If proper collector training is done, the above situation could be addressed as a reminder of the role and responsibilities of all the parties.

Most of the collection site errors can be easily solved with remedial action following the written recommendation(s) of the official investigating the errors.  The letter will specify what regulation(s) that the collection facility was not in compliance with. In addition, a review of the regulations governing the error should be reviewed and measures instituted to ensure that those errors are not repeated. If those errors are not corrected after being informed, then yes the collection site facility could potentially receive a NOPE.

It is highly recommended that the all correspondence be in writing.  If a requirement is not understood or needs clarity, the facility should correspond in writing to the Investigating Official and ask for clarification.  When correspondence is in writing there can be no mistake or error in judgement.

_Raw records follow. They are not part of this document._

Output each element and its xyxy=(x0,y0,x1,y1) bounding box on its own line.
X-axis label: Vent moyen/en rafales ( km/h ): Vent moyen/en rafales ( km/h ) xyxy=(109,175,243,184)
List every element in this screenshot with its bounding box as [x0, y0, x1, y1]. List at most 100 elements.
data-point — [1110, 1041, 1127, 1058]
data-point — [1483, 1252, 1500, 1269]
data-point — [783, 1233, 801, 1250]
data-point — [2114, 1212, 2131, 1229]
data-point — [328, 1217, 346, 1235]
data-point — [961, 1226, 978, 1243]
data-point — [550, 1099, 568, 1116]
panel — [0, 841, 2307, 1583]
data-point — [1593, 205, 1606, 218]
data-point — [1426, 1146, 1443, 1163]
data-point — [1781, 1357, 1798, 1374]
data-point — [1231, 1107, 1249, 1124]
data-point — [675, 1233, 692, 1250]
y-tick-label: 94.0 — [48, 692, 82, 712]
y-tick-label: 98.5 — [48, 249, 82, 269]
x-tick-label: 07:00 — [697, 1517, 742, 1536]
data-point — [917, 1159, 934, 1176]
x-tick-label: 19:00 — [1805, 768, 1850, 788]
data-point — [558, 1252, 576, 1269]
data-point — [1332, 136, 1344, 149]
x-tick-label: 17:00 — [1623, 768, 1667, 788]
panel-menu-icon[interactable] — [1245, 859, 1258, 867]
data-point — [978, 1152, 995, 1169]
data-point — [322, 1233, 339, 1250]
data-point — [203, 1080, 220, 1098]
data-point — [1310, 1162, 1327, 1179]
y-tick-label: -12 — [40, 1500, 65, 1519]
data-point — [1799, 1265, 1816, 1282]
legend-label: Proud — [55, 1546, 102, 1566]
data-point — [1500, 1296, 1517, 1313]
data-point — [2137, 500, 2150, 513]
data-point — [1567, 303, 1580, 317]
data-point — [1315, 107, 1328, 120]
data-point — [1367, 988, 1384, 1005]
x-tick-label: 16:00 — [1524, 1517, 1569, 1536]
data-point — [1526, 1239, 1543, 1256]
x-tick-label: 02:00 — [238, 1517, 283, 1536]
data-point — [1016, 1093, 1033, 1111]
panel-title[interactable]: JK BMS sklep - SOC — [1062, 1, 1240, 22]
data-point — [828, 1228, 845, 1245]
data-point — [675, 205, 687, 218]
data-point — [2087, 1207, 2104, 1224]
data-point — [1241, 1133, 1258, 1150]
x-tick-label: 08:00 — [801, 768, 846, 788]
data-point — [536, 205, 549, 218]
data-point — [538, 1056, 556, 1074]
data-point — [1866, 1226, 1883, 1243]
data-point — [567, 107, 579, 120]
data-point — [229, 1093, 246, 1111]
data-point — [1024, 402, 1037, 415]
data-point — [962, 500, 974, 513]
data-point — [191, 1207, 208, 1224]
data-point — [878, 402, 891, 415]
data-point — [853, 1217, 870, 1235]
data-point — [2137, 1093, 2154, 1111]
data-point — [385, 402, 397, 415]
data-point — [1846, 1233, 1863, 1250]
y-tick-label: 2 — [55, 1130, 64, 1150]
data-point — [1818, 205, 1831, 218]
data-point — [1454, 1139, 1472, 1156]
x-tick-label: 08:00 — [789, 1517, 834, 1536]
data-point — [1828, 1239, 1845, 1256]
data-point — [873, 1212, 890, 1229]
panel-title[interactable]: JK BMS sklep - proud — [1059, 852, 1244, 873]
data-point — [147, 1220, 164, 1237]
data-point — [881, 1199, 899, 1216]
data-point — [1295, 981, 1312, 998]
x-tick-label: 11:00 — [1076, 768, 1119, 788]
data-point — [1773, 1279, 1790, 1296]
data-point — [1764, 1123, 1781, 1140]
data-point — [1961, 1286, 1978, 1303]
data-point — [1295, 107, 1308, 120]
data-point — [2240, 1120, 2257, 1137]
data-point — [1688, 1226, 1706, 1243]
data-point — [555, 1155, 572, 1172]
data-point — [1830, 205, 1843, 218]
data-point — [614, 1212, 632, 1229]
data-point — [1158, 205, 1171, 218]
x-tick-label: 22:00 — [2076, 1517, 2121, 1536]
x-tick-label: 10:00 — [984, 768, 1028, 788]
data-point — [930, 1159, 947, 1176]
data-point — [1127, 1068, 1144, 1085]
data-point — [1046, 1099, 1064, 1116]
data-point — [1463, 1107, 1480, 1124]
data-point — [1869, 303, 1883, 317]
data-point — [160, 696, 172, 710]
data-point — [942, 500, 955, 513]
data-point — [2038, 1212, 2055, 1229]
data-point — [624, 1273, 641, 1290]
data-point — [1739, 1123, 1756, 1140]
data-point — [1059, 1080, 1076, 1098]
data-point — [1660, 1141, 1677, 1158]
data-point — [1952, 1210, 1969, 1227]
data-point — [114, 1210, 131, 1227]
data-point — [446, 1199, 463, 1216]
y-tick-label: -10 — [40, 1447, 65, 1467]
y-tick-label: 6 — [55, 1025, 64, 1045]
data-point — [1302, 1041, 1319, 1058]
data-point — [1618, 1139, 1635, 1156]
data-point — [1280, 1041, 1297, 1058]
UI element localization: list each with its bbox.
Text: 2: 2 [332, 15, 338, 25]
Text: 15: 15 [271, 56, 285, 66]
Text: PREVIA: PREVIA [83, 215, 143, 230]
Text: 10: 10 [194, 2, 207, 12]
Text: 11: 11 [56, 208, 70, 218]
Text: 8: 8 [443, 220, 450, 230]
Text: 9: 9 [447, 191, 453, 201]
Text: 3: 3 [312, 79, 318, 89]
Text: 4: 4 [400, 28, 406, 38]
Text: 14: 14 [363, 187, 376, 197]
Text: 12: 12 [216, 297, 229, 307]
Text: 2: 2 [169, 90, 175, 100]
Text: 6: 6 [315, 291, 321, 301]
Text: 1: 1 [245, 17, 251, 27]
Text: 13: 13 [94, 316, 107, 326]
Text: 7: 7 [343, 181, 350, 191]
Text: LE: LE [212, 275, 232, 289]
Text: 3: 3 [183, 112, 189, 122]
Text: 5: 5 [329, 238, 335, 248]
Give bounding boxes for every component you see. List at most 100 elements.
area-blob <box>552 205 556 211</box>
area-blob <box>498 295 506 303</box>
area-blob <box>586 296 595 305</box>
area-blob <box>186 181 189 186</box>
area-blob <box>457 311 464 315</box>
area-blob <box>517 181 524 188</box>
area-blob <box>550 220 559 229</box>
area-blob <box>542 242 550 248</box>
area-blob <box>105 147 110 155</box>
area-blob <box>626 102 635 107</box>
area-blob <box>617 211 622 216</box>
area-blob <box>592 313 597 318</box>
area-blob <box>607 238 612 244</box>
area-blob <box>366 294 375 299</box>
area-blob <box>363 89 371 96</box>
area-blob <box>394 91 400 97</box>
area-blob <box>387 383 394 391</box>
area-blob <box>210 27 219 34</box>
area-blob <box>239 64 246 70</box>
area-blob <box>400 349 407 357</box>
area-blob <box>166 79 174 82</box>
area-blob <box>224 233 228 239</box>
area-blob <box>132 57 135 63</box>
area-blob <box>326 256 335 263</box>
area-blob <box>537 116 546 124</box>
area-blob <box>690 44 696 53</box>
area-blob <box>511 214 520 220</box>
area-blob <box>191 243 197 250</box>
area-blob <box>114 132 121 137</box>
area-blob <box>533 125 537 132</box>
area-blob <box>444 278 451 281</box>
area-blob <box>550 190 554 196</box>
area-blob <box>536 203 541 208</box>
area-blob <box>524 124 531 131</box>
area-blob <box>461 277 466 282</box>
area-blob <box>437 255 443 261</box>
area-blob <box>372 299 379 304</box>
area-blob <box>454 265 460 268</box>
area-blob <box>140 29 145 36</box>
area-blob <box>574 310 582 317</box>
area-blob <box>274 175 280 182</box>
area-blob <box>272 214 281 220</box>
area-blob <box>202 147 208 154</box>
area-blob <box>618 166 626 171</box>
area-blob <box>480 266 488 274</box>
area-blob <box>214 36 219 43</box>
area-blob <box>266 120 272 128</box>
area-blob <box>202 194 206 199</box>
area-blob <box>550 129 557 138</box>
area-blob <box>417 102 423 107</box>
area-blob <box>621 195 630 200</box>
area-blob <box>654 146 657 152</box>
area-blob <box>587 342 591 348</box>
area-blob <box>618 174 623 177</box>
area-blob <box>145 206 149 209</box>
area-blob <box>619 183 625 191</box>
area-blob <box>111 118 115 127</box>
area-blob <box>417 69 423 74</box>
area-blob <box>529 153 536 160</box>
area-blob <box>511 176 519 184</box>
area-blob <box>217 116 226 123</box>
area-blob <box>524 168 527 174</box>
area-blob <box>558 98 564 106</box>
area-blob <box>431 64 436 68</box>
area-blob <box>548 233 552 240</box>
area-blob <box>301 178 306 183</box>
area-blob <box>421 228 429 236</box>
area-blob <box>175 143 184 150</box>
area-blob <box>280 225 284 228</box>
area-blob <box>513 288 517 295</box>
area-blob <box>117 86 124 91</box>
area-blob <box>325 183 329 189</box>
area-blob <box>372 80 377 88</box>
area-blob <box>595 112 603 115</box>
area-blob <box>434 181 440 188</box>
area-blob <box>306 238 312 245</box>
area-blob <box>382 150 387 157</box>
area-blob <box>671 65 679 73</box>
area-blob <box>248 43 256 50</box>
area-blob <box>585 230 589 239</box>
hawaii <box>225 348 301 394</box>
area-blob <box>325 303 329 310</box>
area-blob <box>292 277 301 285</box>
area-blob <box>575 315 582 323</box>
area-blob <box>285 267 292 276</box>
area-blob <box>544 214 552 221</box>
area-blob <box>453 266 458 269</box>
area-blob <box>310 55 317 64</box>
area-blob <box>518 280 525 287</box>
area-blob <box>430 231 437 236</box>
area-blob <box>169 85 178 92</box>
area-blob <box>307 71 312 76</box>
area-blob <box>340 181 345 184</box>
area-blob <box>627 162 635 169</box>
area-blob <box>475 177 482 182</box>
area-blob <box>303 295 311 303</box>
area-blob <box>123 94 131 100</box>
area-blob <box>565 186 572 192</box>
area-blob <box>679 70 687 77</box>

When a facility determines that corrective action has been taken on all the listed errors, a letter should be prepared that lists all of the recommendations (errors) and what the remedial measures that were taken by each identified recommendation.  If a recommendation cannot be corrected, then the facility should identify and list specifically why that recommendation could not be corrected.

All of the above is absolutely necessary in order to not receive a NOPE.

Collection facilities are not the only service agents that are subject to a PIE determination.  Medical Review Officers (MROs), Substance Abuse Professionals (SAPs) along with Consortium/Third Party Administrators (C/TPAs) have exposure and liability that can lead to a PIE finding.  These will be discussed in a future article.

A future article will explore further the PIE and the NOPE processes and consequences along with the different service agent’s non-compliant behavior that can lead to receiving a PIE.

Future articles will discuss how is a PIE evolved along with the process and role of the Department of Transportation Modal Agency Program Manager.